初夏的雨滴答滴答地下著,整整一天了,還沒有停......
雨滴打落在屋頂的瓦片上,打落在屋后的芭蕉葉上,打落在院子外面的水泥路面上......
難得這個瀟瀟雨夜,老豬躺在溫暖的被窩里卻不能酣暢入睡。這雨夜勾起了他過去生活的坎坷、眼前生活的紛擾、未來生活的茫然......
失眠......幻影......失眠......幻影......
床頭的電話鈴聲猶如一陣驟雨。
老豬將睡又醒,心里更增添幾分煩躁。他起身看床頭鬧鐘,凌晨一點時四十分。
深夜的電話,十之八九不是什么好事。不是近親傳報壞消息,便是至交遭遇很不尋常的麻煩。
老豬打算不接這個電話,反正天亮消息便什么都知道了。可是電話鈴聲一直響著,不停,蓋過了屋外的雨聲。
最終,老豬還是沒戰勝自己的良心,他做起來,側過身,伸手抓起電話聽筒。還來不及開口,一個女人地聲音就像連珠炮般直接壓過來:
“粗豬野豬,你這挨千刀的,還不滾回來。你......”
原來是搭錯了線,本不該代別人挨對方一連串狗血淋頭的賭咒。老豬有一肚子的鳥氣,于是順著氣頭,調兒僵僵地說:“老子不回!”
隨著砰然掛掉了電話。
老豬還沒有躺下,電話鈴聲又響起。
索性把玩笑開到底,老豬坐直抓起聽筒。女人連珠炮又壓過來:“粗豬爛豬野豬,你這是找死啊,你還不回來......哼,你不要后悔!”
“不后悔!”
老豬又砰然掛掉電話。他雖然被無端吵醒,無端頂受賭咒,這時卻完全沒有一點睡意,內心反而有種報復的快感。
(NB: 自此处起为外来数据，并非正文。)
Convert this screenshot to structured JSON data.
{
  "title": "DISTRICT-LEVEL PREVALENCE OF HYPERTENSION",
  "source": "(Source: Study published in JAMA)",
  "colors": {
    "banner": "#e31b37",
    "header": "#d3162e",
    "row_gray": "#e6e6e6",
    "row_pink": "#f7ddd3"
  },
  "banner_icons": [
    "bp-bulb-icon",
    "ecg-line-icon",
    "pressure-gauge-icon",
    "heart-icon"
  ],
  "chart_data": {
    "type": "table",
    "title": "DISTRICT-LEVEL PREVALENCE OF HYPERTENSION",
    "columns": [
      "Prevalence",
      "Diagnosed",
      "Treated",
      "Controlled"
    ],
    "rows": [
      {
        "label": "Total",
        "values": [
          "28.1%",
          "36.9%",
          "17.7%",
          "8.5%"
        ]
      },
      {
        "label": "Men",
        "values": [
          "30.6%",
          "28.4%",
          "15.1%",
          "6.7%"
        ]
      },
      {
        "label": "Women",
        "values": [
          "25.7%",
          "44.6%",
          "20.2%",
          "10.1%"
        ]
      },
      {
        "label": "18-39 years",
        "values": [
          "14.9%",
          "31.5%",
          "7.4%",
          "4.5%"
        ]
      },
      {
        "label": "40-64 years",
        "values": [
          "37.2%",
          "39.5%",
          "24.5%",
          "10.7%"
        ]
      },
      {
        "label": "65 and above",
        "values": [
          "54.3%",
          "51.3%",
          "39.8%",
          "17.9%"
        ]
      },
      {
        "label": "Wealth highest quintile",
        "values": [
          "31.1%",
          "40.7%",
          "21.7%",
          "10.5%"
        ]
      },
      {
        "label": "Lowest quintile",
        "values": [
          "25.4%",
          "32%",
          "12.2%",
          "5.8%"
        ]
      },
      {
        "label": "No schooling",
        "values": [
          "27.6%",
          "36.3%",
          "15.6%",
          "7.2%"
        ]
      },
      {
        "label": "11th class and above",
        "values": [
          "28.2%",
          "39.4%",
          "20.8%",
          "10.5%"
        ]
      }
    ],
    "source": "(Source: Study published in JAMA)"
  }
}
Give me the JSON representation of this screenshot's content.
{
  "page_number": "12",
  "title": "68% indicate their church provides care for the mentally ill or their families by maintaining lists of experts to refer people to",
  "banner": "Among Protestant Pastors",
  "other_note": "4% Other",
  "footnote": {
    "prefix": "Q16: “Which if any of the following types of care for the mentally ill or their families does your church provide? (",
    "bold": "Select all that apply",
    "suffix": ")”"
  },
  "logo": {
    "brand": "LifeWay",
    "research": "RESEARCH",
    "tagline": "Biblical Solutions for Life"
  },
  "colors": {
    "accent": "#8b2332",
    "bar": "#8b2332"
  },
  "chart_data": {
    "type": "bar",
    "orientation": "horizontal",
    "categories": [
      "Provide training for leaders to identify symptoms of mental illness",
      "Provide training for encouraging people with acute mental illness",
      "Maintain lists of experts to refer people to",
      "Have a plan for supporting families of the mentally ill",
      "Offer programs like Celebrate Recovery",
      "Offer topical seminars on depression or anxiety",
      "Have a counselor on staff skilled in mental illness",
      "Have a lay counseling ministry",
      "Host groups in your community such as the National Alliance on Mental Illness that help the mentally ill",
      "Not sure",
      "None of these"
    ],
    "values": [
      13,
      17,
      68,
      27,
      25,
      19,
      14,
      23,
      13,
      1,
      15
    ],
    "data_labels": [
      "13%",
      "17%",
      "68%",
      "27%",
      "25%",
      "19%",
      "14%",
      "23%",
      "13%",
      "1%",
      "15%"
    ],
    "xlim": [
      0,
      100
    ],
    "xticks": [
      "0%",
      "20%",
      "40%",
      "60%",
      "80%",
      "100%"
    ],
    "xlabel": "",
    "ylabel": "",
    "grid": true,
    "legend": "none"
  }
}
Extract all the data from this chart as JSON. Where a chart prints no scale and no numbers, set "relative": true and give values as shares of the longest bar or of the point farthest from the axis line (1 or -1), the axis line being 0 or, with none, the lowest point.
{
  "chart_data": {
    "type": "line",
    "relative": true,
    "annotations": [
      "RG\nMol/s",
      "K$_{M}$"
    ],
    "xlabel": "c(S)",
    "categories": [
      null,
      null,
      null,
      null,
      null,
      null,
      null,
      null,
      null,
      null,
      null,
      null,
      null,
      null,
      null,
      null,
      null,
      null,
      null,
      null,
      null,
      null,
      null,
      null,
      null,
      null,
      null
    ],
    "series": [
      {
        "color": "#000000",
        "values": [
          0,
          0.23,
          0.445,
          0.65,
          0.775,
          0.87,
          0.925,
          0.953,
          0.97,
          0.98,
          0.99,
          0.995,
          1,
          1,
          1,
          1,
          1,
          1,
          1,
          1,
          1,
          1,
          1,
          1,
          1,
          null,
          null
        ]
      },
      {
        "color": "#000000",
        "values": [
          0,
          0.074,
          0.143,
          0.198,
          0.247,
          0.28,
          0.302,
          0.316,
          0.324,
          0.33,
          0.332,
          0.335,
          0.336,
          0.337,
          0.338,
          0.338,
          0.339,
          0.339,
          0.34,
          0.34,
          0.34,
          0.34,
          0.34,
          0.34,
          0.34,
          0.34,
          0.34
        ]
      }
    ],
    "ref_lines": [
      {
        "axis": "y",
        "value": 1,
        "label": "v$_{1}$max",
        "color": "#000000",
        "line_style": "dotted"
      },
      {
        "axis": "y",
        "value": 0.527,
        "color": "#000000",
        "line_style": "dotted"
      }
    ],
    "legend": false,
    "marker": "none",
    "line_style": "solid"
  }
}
好一陣過去了,屋子里終于安靜下來,老豬重新躺回被窩里。他想著女人口中那頭野豬,想著連珠炮發火那頭大母蟲,更加睡不著覺。
......
猛然睜眼,陽光充滿整個房間。床頭鬧鐘的指針正好是在八時整。
早飯來不及了,老豬洗漱完畢,匆匆上班去。
只能順道到巷口早餐店買包子豆漿里。
一個蓬頭滿臉油膩,還穿著睡衣拖鞋的少婦也擠了上來,有一句沒一句地和賣早點的師傅搭訕,好像記起什么地問師傅說:“老牛,你知道不知道對面母豬昨夜的事?”
“你說的是粗豬的那個惡婆娘?”老牛也沒抬頭,笑著說。
老豬心中一怔,把手里的一個硬幣掉到了地上。
“不是她還有誰?”
“有什么消息?”還是有一句沒一句的說著。
“粗豬野豬!那頭母豬深夜打電話催他回家,他不回,母豬以死要挾!”
老牛停下手來,表情嚴肅地看向少婦問:“死了?”
對方沒有回答,勾彎一根食指在他面前一直晃動著。
老豬聽了,兩腿直發軟。他背靠著攤點前的電線桿子,愣了半響才慢慢挪動著步子。